Старый героический режим в злобинском доме сменился неустоявшейся новой формой. К раскольничьей обстановке прилепилась кой-какая новая мебель, старинные цветы уступили место экзотическим растениям, явился кабинет Куткевича — и только. Не стало даже той прежней цельности, какая придавала злобинскому дому характерный вид истого раскольничьего гнезда. Этого диссонанса не желал замечать один Куткевич, быстро успокоившийся на лаврах дешево доставшегося благополучия. Он вообще был доволен и чувствовал себя отлично. Свою контрольную службу он бросил, потому что не желал быть чиновником. Это сделано было даже из принципа, хотя Марфа Петровна и не могла согласиться с зятем, который променял мундир и чины «на собачью земскую службу». Но и в земстве Куткевич удержался недолго, не желая мириться с воссиявшими писарями и кабатчиками. Сейчас он просто отдыхал, выжидая случая баллотироваться в мировые судьи. Новый суд пришел уже в Мохов и «требовал рук».

Проедаться на женин счет и ничего не делать — мало-помалу входило в modus vivendi. В Мохове было несколько таких тунеядцев, которые держали себя в обществе с большим гонором и отлично усвоили один и тот же озабоченно-торжественный, деловой вид. В клуб или в театр они являлись с высоко поднятой головой и презрение порядочных людей старались замаскировать нахальством или пренебрежением. Собственно говоря, ничего нового и поражающего в этом не было, богатые невесты делили общую участь, и сколоченные всякими неправдами родительские капиталы шли на оперение «павлинов», как называли остряки этих мужей своих жен. Чтобы вознаградить себя чем-нибудь, павлины показывались во всем своем блеске дома, где их не видел сторонний глаз. В результате получались маленькие тираны и трутни, вечно охорашивавшиеся и капризничавшие. Особенно доставалось от них прислуге, выносившей на своих плечах непризнанное величие. Нужно сказать, что из павлинов Куткевич был лучшим, хотя и ломался над одной горничной Агашей.

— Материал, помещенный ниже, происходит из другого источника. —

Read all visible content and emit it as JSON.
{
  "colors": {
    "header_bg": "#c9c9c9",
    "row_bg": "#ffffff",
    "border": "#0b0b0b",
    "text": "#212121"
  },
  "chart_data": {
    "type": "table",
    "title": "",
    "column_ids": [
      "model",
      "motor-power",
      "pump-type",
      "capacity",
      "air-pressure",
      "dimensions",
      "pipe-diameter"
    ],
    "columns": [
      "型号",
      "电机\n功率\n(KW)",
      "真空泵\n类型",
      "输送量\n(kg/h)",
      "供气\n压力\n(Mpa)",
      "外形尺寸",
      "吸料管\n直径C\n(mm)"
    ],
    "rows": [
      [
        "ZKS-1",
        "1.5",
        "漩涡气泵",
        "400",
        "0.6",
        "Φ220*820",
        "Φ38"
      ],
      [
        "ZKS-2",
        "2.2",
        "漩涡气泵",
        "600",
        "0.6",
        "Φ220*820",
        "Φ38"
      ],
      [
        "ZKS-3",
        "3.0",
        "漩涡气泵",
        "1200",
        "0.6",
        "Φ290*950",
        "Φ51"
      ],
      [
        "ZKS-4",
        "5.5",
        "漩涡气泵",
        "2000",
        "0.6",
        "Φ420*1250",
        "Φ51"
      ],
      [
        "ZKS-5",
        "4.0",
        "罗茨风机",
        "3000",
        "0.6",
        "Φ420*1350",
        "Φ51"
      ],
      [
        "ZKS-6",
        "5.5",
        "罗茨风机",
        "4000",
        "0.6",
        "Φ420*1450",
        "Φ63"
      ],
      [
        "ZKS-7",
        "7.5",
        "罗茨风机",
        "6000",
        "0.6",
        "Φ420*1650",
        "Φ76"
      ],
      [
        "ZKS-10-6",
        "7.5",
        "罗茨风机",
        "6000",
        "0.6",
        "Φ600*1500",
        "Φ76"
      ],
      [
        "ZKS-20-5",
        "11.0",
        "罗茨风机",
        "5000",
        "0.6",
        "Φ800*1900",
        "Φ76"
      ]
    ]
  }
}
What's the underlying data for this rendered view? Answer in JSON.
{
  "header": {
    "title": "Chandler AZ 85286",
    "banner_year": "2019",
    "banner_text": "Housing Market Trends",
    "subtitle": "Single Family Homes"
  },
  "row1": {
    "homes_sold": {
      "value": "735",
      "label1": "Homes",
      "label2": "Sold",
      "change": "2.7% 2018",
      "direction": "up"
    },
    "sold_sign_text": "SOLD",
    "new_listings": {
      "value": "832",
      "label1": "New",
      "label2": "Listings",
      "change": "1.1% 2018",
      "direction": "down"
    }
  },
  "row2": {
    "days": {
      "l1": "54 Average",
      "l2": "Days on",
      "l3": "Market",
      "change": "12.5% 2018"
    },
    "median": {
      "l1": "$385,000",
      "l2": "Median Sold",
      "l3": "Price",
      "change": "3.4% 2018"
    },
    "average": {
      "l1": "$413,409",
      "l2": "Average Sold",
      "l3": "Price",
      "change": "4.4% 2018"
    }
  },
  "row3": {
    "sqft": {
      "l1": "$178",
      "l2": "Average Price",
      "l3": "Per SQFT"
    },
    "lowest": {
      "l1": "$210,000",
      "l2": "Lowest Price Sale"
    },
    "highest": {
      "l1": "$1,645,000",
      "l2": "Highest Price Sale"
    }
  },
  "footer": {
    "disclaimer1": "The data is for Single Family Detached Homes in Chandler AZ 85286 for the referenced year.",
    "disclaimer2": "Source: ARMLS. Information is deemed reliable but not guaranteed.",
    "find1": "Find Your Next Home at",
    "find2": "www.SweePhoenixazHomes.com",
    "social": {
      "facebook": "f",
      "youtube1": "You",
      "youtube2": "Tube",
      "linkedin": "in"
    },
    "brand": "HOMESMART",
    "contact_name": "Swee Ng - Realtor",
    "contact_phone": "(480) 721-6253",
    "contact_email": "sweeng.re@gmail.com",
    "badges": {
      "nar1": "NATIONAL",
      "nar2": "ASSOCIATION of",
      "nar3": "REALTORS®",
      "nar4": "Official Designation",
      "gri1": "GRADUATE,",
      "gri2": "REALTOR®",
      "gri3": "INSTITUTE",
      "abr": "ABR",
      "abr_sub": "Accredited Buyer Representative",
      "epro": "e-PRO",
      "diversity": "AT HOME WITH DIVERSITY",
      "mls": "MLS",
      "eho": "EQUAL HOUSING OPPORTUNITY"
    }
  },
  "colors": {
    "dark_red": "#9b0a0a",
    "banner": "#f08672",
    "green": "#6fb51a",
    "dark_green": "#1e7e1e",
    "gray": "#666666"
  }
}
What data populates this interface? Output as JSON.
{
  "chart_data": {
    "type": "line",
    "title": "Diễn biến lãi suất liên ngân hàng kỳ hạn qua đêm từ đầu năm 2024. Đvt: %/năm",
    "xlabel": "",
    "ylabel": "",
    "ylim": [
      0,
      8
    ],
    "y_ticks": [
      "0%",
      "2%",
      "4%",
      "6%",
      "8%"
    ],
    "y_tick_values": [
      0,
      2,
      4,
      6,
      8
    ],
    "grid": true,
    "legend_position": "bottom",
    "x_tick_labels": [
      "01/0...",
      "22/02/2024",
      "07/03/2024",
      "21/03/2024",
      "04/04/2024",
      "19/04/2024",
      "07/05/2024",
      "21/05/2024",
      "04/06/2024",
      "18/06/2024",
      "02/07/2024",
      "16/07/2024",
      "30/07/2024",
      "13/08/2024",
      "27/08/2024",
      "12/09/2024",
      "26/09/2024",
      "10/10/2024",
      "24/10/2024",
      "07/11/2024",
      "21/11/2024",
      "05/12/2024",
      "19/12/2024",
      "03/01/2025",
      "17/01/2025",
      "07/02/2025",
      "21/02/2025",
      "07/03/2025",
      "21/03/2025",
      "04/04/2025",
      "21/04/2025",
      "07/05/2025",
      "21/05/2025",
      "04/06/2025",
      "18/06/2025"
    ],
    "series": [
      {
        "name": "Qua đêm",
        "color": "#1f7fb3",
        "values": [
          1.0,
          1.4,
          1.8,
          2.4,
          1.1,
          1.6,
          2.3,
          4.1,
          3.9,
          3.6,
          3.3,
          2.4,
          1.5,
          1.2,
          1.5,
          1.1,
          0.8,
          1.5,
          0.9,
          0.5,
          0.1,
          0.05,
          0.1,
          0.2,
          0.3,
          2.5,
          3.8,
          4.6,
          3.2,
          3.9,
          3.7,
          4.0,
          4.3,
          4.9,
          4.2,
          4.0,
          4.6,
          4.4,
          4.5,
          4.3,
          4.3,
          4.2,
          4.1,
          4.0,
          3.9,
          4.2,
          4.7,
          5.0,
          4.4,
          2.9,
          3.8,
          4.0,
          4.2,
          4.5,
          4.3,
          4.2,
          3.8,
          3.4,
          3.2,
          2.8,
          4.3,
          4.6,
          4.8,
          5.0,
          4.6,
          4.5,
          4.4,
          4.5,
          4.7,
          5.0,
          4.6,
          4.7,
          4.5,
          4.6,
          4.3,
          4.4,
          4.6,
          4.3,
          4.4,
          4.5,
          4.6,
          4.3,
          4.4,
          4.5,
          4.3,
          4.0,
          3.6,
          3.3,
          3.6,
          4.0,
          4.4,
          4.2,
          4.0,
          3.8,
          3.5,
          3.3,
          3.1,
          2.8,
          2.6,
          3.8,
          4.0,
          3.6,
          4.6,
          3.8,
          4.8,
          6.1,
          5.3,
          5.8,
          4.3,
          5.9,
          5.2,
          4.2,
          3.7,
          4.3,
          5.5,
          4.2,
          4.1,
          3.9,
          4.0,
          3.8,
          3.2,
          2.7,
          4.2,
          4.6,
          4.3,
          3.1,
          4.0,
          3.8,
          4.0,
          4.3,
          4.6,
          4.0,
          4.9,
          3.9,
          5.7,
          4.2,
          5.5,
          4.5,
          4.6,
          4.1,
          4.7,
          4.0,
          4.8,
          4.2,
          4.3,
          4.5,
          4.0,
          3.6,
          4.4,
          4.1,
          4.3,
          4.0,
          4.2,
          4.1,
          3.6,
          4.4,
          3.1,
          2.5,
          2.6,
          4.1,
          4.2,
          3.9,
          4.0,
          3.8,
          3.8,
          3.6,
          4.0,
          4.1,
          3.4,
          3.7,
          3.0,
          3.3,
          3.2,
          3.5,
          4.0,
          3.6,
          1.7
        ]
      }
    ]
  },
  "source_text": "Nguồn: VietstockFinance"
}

Первый ребенок внес на короткое время новую струю в жизнь злобинского дома. Его лепет примирил, повидимому, нараставшее глухое недовольство между супругами, но и это счастье лопнуло, как мыльный пузырь, оставив после себя мучительную пустому. Анна Ивановна не плакала, не убивалась, а только вдруг притихла и еще сильнее затаилась — горе ушло внутрь и залегло тяжелым камнем навсегда. Зато Куткевич плакал и, вообще, прекрасно вошел в роль неутешного отца.

— Это, наконец, гнусно! — возмущалась Прасковья Львовна, особенно возненавидевшая Куткевича с этого момента. — Что такое отец ребенка? Случайность и в большинстве случаев печальная случайность — не больше. Я понимаю материнское горе, потому что для матери ребенок — все. Да… Но бывают случаи, когда…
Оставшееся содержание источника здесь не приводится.